Una rapida e non invasiva scansione degli occhi può identificare mutamenti nella retina che aiutano a diagnosticare il morbo di Alzheimer. E’ il risultato di una nuova ricerca di studiosi del Centre for Eye Research Australia e dell’University of Melbourne, che hanno usato una tecnologia specializzata di scansione per identificare la prima insorgenza della malattia. La ricerca, pubblicata su Nature Communications, mostra che il nuovo esame oculare può identificare accuratamente persone con alti livelli di amiloide beta, una proteina che si accumula nel cervello e nella retina delle persone con Alzheimer sin da 20 anni prima dell’insorgenza dei sintomi. Secondo gli autori, Peter van Wijngaarden e Xavier Hadoux, i risultati dello studio possono aprire la strada a un nuovo test diagnostico che consenta di identificare tempestivamente le persone a rischio.

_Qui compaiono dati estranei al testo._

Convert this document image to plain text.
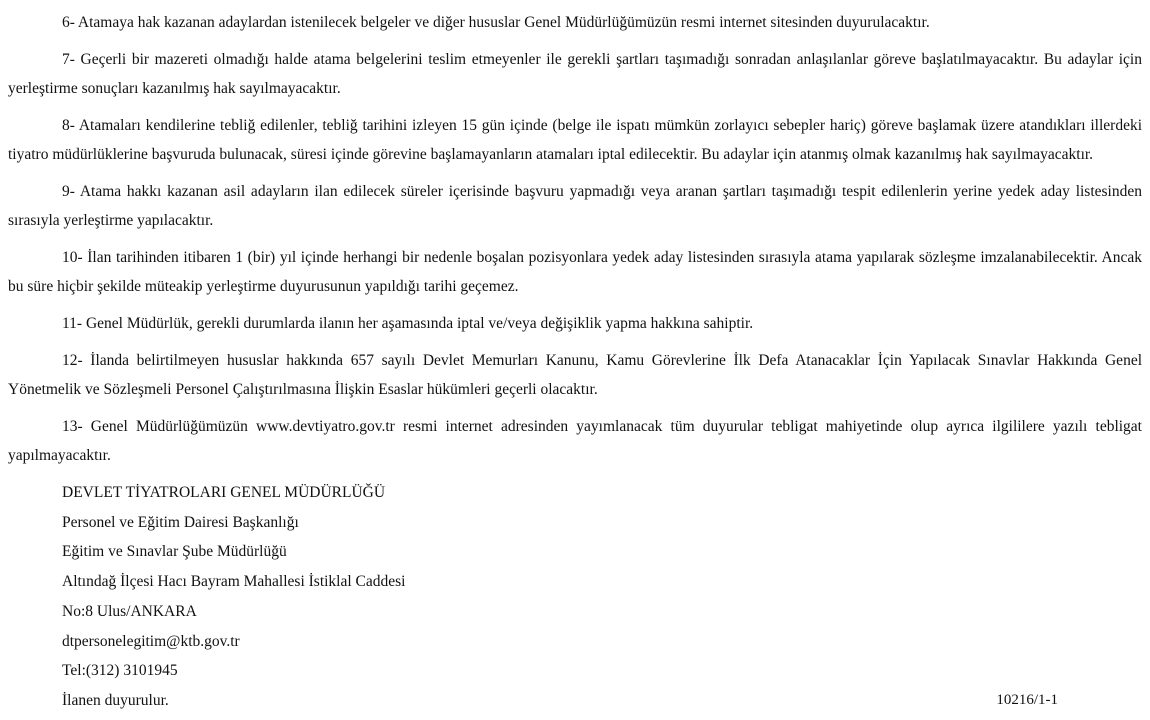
6- Atamaya hak kazanan adaylardan istenilecek belgeler ve diğer hususlar Genel Müdürlüğümüzün resmi internet sitesinden duyurulacaktır.

7- Geçerli bir mazereti olmadığı halde atama belgelerini teslim etmeyenler ile gerekli şartları taşımadığı sonradan anlaşılanlar göreve başlatılmayacaktır. Bu adaylar için yerleştirme sonuçları kazanılmış hak sayılmayacaktır.

8- Atamaları kendilerine tebliğ edilenler, tebliğ tarihini izleyen 15 gün içinde (belge ile ispatı mümkün zorlayıcı sebepler hariç) göreve başlamak üzere atandıkları illerdeki tiyatro müdürlüklerine başvuruda bulunacak, süresi içinde görevine başlamayanların atamaları iptal edilecektir. Bu adaylar için atanmış olmak kazanılmış hak sayılmayacaktır.

9- Atama hakkı kazanan asil adayların ilan edilecek süreler içerisinde başvuru yapmadığı veya aranan şartları taşımadığı tespit edilenlerin yerine yedek aday listesinden sırasıyla yerleştirme yapılacaktır.

10- İlan tarihinden itibaren 1 (bir) yıl içinde herhangi bir nedenle boşalan pozisyonlara yedek aday listesinden sırasıyla atama yapılarak sözleşme imzalanabilecektir. Ancak bu süre hiçbir şekilde müteakip yerleştirme duyurusunun yapıldığı tarihi geçemez.

11- Genel Müdürlük, gerekli durumlarda ilanın her aşamasında iptal ve/veya değişiklik yapma hakkına sahiptir.

12- İlanda belirtilmeyen hususlar hakkında 657 sayılı Devlet Memurları Kanunu, Kamu Görevlerine İlk Defa Atanacaklar İçin Yapılacak Sınavlar Hakkında Genel Yönetmelik ve Sözleşmeli Personel Çalıştırılmasına İlişkin Esaslar hükümleri geçerli olacaktır.

13- Genel Müdürlüğümüzün www.devtiyatro.gov.tr resmi internet adresinden yayımlanacak tüm duyurular tebligat mahiyetinde olup ayrıca ilgililere yazılı tebligat yapılmayacaktır.

DEVLET TİYATROLARI GENEL MÜDÜRLÜĞÜ
Personel ve Eğitim Dairesi Başkanlığı
Eğitim ve Sınavlar Şube Müdürlüğü
Altındağ İlçesi Hacı Bayram Mahallesi İstiklal Caddesi
No:8 Ulus/ANKARA
dtpersonelegitim@ktb.gov.tr
Tel:(312) 3101945
İlanen duyurulur.	10216/1-1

La scansione oculare usa imaging iperspettrali per proiettare nell’occhio una luce con i colori dell’arcobaleno, una forma di tecnologia utilizzata nei satelliti per esaminare la superficie terrestre in cerca di giacimenti minerali. “La tecnologia permette di vedere la retina in un modo nuovo. E mostra che vi sono differenze nella maniera in cui la luce è riflessa, tra la retina di persone con depositi di amiloide beta nel cervello e la retina di persone con livelli inferiori della proteina”, scrivono gli autori. I test correnti per l’Alzheimer includono analisi del fluido spinale (puntura lombare) e tomografia cerebrale, che richiedono l’iniezione di un tracciatore radioattivo. “I test correnti sono invasivi, costosi e non facilmente accessibili. Sono generalmente riservati per persone in sperimentazioni cliniche o con forme non tipiche della malattia”, scrivono Peter van Wijngaarden e Xavier Hadoux. “Di conseguenza molte persone con problemi di memoria o altri sintomi di demenza non hanno accesso a test diagnostici. Può anche significare che restino inosservate cause potenzialmente trattabili di indebolimento della memoria che imitano i sintomi di Alzheimer”.
Per poter sviluppare trattamenti efficaci, sarà necessario affrontare tempestivamente la condizione, ben prima che si producano danni cerebrali estesi, osservano gli studiosi, “Lo sviluppo di un semplice test per identificare le persone a rischio può essere di grande importanza perché permetterebbe la sperimentazione di nuovi trattamenti di primo fase, per prevenire o rallentare la malattia”.